Com o mesmo tom apaziguador, Lula rejeita a hipótese de a integração latino-americana se efetuar em oposição aos Estados Unidos. Também não acha que tal projeto seja incompatível com a celebração de acordos comerciais bilaterais. Aponta, em seguida, o Brasil como referência dessa capacidade de se conciliar diferentes interesses no contexto da integração.

“Paralelamente a uma integração reforçada com a América do Sul e uma aproximação com a África, China, Índia e Oriente Médio, nossos intercâmbios comerciais com os Estados Unidos e a União Européia aumentaram”, disse Lula. “Não preciso brigar com ninguém para avançar no sentido da integração da América Latina. Relações mais numerosas e heterogêneas consolidam a democracia no mundo”, completou o presidente.

Presidente volta a pregar educação contra violência

Sobre as violências ocorridas em São Paulo, Lula volta a preconizar a educação como a alternativa para o combate à marginalidade dos jovens. Ao mesmo tempo, entretanto, faz a resignada constatação de que “isso não basta para acabar com o crime organizado, que é sofisticado, porque tem ramificações internacionais, assim como na policia, no sistema judiciário, na empresa e nas camadas mais pobres. É uma indústria mais difícil de ser afrontada do que a criminalidade ordinária”.

Depois de referir-se às medidas tomadas para o saneamento das finanças, Lula afirma que, “mesmo com uma política orçamentaria rigorosa, pode-se realizar uma política social forte”. Ele cita, entre outros, os programas da Bolsa Escola e o aumento do salário-minimo como formas progressivas de distribuição da renda.
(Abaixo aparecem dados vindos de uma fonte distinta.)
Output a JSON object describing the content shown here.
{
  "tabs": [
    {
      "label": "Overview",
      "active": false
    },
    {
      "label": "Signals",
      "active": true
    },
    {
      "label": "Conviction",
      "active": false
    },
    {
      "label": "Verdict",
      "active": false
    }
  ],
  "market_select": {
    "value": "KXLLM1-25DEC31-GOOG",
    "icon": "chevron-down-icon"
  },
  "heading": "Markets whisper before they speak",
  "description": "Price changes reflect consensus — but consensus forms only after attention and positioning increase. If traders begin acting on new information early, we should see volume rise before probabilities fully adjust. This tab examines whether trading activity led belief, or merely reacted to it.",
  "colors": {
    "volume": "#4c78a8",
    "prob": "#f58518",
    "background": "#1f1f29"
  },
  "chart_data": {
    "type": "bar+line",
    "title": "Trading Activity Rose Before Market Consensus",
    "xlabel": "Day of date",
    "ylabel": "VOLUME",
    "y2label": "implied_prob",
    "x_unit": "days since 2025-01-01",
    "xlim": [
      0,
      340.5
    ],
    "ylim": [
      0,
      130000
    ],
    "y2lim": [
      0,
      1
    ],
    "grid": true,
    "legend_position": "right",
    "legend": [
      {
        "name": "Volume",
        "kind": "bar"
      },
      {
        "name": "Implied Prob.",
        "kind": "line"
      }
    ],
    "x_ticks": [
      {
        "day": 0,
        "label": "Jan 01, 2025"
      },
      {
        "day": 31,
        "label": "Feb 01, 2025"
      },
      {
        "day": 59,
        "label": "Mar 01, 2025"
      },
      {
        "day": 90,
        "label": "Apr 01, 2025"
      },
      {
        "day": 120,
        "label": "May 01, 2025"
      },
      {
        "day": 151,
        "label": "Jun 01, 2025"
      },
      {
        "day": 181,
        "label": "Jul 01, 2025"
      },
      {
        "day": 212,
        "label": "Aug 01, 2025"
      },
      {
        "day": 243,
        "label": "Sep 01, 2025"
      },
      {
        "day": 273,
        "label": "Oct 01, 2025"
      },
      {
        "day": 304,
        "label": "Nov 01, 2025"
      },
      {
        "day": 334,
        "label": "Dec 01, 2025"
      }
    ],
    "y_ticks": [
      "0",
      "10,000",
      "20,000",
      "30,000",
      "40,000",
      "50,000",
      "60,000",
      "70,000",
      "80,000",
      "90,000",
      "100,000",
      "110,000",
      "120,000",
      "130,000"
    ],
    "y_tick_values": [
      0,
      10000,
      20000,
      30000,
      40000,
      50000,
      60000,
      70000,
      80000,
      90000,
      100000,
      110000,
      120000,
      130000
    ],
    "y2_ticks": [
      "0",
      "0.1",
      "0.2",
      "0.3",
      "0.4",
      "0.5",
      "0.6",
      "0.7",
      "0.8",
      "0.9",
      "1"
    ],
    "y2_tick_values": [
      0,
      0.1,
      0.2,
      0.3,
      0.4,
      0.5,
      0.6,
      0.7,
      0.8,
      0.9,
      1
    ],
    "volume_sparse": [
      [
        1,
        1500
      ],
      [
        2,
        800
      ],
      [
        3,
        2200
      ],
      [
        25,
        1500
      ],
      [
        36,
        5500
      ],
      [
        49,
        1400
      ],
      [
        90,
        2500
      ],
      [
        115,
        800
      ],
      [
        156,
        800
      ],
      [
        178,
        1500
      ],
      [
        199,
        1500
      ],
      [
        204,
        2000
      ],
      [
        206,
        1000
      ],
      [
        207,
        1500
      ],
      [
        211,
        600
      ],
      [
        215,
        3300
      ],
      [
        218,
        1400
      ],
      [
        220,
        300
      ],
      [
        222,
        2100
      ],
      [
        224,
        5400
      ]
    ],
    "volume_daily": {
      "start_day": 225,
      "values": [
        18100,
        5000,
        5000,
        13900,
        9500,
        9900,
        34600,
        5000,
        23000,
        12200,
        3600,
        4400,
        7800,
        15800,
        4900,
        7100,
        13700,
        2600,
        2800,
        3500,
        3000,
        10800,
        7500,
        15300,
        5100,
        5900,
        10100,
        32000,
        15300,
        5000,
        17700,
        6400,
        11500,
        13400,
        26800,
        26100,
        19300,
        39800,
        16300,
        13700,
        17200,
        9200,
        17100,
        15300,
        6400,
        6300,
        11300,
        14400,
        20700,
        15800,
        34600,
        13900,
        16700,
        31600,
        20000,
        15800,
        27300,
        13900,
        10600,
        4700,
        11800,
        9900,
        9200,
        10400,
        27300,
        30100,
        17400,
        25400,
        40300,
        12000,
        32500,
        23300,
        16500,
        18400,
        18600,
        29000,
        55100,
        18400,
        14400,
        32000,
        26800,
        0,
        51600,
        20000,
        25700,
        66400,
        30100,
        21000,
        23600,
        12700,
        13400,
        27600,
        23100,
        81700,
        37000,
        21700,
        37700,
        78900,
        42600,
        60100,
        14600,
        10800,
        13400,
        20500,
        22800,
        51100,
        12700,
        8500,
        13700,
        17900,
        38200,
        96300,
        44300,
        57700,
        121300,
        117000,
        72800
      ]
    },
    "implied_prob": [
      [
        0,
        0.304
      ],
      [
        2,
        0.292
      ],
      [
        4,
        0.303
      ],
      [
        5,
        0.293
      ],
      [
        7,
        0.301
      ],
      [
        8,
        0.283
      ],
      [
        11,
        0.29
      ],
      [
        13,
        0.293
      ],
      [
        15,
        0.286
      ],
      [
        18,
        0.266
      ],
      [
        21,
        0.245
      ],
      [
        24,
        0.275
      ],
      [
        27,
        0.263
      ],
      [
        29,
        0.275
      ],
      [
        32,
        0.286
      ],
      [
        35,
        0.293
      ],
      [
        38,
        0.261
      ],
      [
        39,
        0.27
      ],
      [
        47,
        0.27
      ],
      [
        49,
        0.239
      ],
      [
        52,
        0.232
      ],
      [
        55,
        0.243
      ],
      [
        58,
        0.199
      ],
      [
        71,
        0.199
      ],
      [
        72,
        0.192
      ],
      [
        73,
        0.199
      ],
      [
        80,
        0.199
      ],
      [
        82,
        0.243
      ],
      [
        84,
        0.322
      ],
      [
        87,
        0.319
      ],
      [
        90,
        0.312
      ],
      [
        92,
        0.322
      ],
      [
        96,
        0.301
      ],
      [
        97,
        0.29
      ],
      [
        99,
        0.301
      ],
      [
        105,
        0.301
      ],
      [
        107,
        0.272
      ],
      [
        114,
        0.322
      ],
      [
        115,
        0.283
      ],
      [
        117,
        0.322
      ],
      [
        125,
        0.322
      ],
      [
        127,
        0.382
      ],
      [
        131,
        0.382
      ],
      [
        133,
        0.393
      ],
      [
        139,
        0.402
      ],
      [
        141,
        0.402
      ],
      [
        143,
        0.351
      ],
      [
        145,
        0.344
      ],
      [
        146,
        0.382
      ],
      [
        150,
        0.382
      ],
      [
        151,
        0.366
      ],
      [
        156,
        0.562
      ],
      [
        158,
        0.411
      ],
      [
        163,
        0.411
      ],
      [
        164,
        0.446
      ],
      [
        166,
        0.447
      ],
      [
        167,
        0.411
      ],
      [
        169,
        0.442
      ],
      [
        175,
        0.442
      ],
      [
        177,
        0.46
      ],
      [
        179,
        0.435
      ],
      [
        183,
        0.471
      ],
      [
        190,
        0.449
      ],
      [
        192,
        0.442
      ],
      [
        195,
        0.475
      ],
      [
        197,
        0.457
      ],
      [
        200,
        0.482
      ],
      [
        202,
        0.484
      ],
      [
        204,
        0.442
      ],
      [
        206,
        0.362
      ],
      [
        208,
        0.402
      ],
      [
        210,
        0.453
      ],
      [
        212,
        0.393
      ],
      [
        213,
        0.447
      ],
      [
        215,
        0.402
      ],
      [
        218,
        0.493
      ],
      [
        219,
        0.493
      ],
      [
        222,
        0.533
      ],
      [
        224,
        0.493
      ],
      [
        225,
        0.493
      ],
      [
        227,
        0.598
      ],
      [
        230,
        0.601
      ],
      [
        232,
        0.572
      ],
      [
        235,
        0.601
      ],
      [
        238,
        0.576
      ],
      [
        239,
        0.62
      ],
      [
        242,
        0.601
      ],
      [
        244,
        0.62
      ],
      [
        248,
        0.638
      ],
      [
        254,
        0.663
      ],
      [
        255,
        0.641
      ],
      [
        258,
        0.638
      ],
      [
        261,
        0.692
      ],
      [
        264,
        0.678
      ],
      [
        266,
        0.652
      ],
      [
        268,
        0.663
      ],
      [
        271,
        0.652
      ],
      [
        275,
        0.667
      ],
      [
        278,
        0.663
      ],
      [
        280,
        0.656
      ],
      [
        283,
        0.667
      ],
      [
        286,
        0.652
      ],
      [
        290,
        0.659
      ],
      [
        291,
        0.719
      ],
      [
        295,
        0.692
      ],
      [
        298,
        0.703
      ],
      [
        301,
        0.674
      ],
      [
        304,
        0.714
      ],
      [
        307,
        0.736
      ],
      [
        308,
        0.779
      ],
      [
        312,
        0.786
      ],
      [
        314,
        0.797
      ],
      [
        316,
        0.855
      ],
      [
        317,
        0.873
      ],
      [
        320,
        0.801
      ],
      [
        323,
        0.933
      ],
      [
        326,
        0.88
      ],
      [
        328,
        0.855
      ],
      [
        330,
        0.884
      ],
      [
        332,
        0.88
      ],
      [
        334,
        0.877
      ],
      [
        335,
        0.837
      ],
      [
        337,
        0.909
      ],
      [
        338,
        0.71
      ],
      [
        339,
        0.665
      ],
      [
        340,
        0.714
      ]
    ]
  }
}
O dirigente brasileiro conclui a entrevista com o palpite de que “o Brasil tem boas chances de ser de novo campeão do mundo”».

Em duas reportagens na mesma edição, o Le Monde trata da situação política e da conjuntura econômica. Na primeira, faz alusões aos escândalos que acabaram convertendo “em frangalhos a soberba máquina política que era o famoso PT”. Na segunda, destaca a preocupação do empresariado nacional com a valorização do real e as incidências negativas que o fato acarreta sobre suas exportações.